‘The hard-working public pay for legal aid, and we must deliver a system which commands their confidence and uses their money wisely’. (Chris Grayling, Ministry of Justice consultation paper)
I am the ‘hard working public that pays for legal aid’. I am also the mother of a defendant who faced three trials, lasting in total over twelve weeks and stretching over a period of eleven months. Two years to the day after he was charged with Violent Disorder at the student protest of 9th December 2010, my son was unanimously acquitted in under four hours. To fight for over two years takes courage. But it also requires expert legal support. My son was supported by one of the small firms that specialise in protest cases, (Christian Khan), served by immensely dedicated lawyers who work far beyond the terms of their contracts. Margaret Gordon and Sarah McSherry continued with my son’s case long after the criminal aid funding dried up.
The changes make sense if you assume that you will never need to call on legal aid yourself. You may believe that the innocent will always be acquitted, or (even) that innocent people are never charged with crimes. You may assume that legal support from knowledgeable and passionate professionals will be available if you need the law. But it has not always been available and may not be there in the future if you or your loved ones should need it.
Back in 1975, my (conservative voting) mother volunteered at a Citizens Advice Bureau and was trained as a lay advocate in claims of unfair dismissal. Legal aid was not then available in the newly formed industrial tribunals, designed to offer an accessible form of law requiring no expert legal knowledge. The problem was that the employers (often firms such as Macdonalds) used top barristers to present their side of the case. Will difficult cases and cases which threaten the state in future be defended by well meaning volunteers?
The changes to criminal legal aid now proposed would take us to a situation far worse than that of 1975. The changes are wide ranging, but one change particularly disturbs me: the removal of ‘client’ choice. At present a defendant can select a solicitor according to area of expertise. In future, in order to introduce economies of scale, solicitors from a reduced number of approved large firms will be automatically assigned to defendants. Once assigned, no changes will be allowed. It’s worth the mind experiment, I think, of transferring this model to the NHS. How would we feel if the (tired, junior) doctor we met in Accident and Emergency was the doctor who must – of necessity – continue to supervise our care, whatever our problem. If unable to pay for a specialist, we were to be operated on by non-specialist surgeons, working for large firms and dealing with broken limbs, transplants, heart surgery, and neurosurgery. We would be outraged if doctors were automatically allocated according either to the day of the week on which we were to be operated on, or alphabetically, according to our surname.

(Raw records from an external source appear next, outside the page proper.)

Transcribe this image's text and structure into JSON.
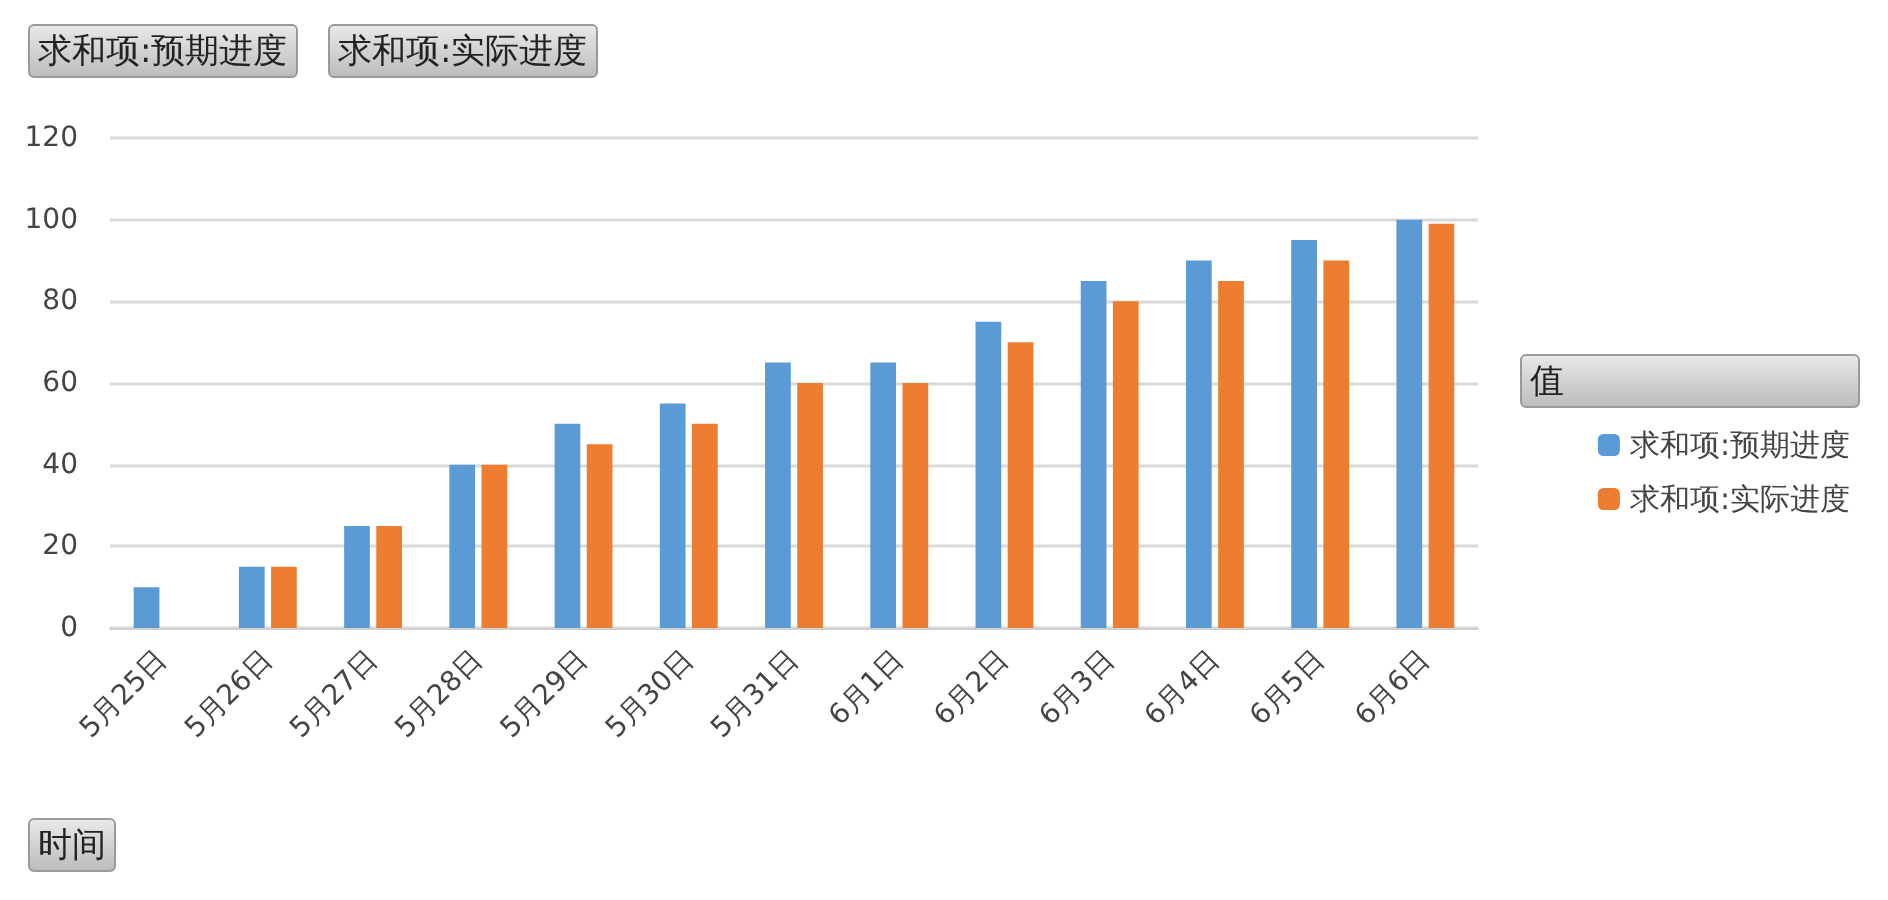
{
  "chart_data": {
    "type": "bar",
    "legend_title": "值",
    "annotations": [
      "求和项:预期进度",
      "求和项:实际进度",
      "时间"
    ],
    "categories": [
      "5月25日",
      "5月26日",
      "5月27日",
      "5月28日",
      "5月29日",
      "5月30日",
      "5月31日",
      "6月1日",
      "6月2日",
      "6月3日",
      "6月4日",
      "6月5日",
      "6月6日"
    ],
    "series": [
      {
        "name": "求和项:预期进度",
        "color": "#5b9bd5",
        "values": [
          10,
          15,
          25,
          40,
          50,
          55,
          65,
          65,
          75,
          85,
          90,
          95,
          100
        ]
      },
      {
        "name": "求和项:实际进度",
        "color": "#ed7d31",
        "values": [
          null,
          15,
          25,
          40,
          45,
          50,
          60,
          60,
          70,
          80,
          85,
          90,
          99
        ]
      }
    ],
    "ylim": [
      0,
      120
    ],
    "yticks": [
      0,
      20,
      40,
      60,
      80,
      100,
      120
    ],
    "grid": "y",
    "legend": "right"
  }
}
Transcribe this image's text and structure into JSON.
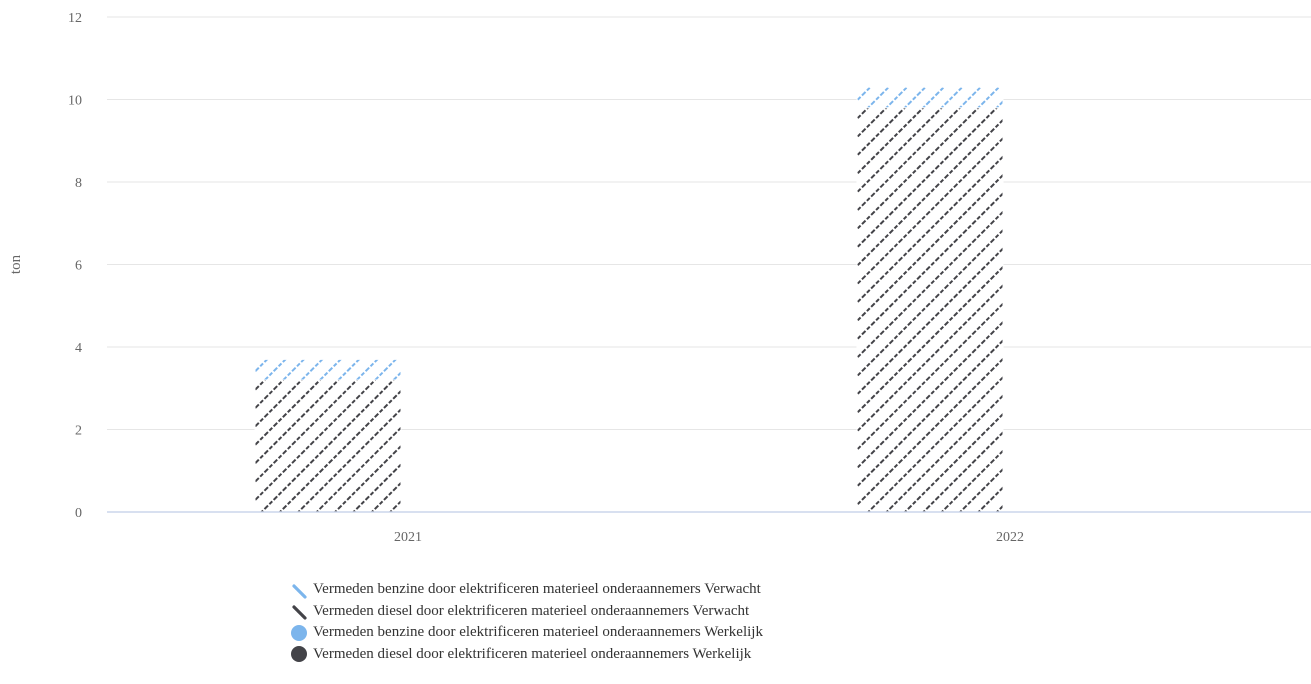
{
  "chart_data": {
    "type": "bar",
    "stacked": true,
    "categories": [
      "2021",
      "2022"
    ],
    "series": [
      {
        "name": "Vermeden benzine door elektrificeren materieel onderaannemers Verwacht",
        "values": [
          0.5,
          0.5
        ],
        "color": "#7cb5ec",
        "pattern": "hatched",
        "stack": "Verwacht"
      },
      {
        "name": "Vermeden diesel door elektrificeren materieel onderaannemers Verwacht",
        "values": [
          3.2,
          9.8
        ],
        "color": "#434348",
        "pattern": "hatched",
        "stack": "Verwacht"
      },
      {
        "name": "Vermeden benzine door elektrificeren materieel onderaannemers Werkelijk",
        "values": [
          0,
          0
        ],
        "color": "#7cb5ec",
        "pattern": "solid",
        "stack": "Werkelijk"
      },
      {
        "name": "Vermeden diesel door elektrificeren materieel onderaannemers Werkelijk",
        "values": [
          0,
          0
        ],
        "color": "#434348",
        "pattern": "solid",
        "stack": "Werkelijk"
      }
    ],
    "ylabel": "ton",
    "ylim": [
      0,
      12
    ],
    "yticks": [
      "0",
      "2",
      "4",
      "6",
      "8",
      "10",
      "12"
    ],
    "grid": true,
    "legend_position": "bottom"
  }
}
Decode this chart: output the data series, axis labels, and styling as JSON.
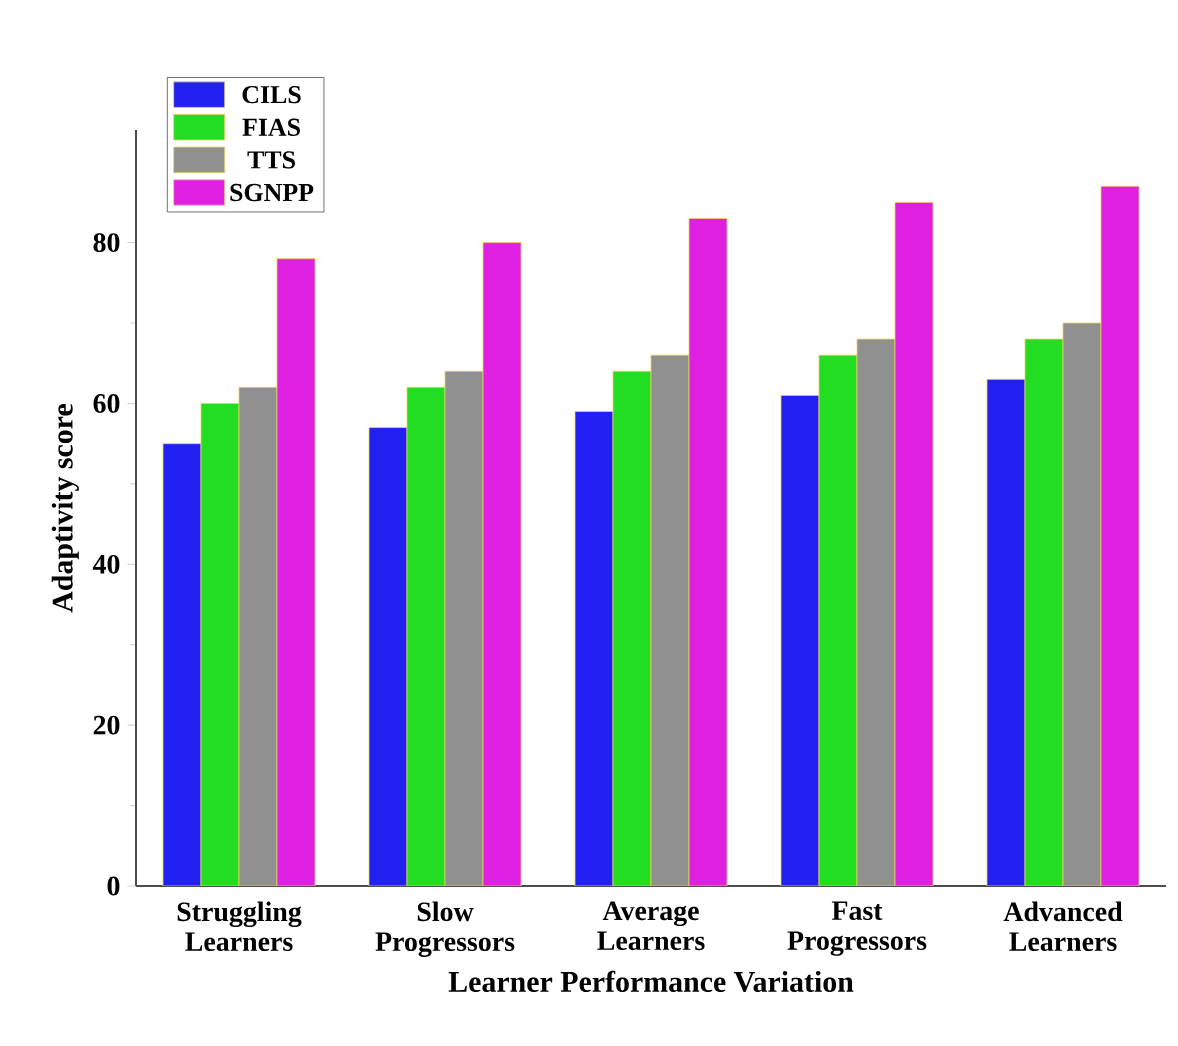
{
  "chart_data": {
    "type": "bar",
    "xlabel": "Learner Performance Variation",
    "ylabel": "Adaptivity score",
    "categories": [
      "Struggling Learners",
      "Slow Progressors",
      "Average Learners",
      "Fast Progressors",
      "Advanced Learners"
    ],
    "series": [
      {
        "name": "CILS",
        "color": "#2020f0",
        "values": [
          55,
          57,
          59,
          61,
          63
        ]
      },
      {
        "name": "FIAS",
        "color": "#22dd22",
        "values": [
          60,
          62,
          64,
          66,
          68
        ]
      },
      {
        "name": "TTS",
        "color": "#909090",
        "values": [
          62,
          64,
          66,
          68,
          70
        ]
      },
      {
        "name": "SGNPP",
        "color": "#e020e0",
        "values": [
          78,
          80,
          83,
          85,
          87
        ]
      }
    ],
    "ylim": [
      0,
      94
    ],
    "yticks": [
      0,
      20,
      40,
      60,
      80
    ],
    "grid": false,
    "legend": "top left"
  }
}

Such a thing would be unthinkable.
Yet this is the proposal that is being made in an attempt to save money on criminal legal aid. According to the consultation document (4.75): ‘ Applicants [solicitors] that were awarded contracts would […] be expected to have the capacity and capability to undertake all of the categories of work within the scope of the contract [my emphasis] or use appropriately qualified agents.’ Cases will be shared out:
(a) allocating strictly on a case by case basis, for example, in an area where there were five providers, the first case would be allocated to provider one, the second to provider two and so on until the fifth case was reached. […]; or
(b) allocating clients to a provider based on the day of month of birth (for example, all clients born on 9 April would be allocated to provider one, 10 April to provider two and so on); or.
(c) allocating clients to a provider alphabetically by surname initial. (4.89)
Even if the firms that specialise in protest law were to group together to bid for contracts (allowing economies of scale), they could not access those defendants charged at protests. Not only will the innocent go to prison under these proposals, not only will committed and passionate professionals lose their jobs, not only will a body of expertise be lost, but the freedoms we all take for granted will disappear.
Susan Matthews parent of Alfie Meadows and Secretary of DtRtP
Alfie Meadows was recently acquitted of VD charges relating to the student anti-fees protests.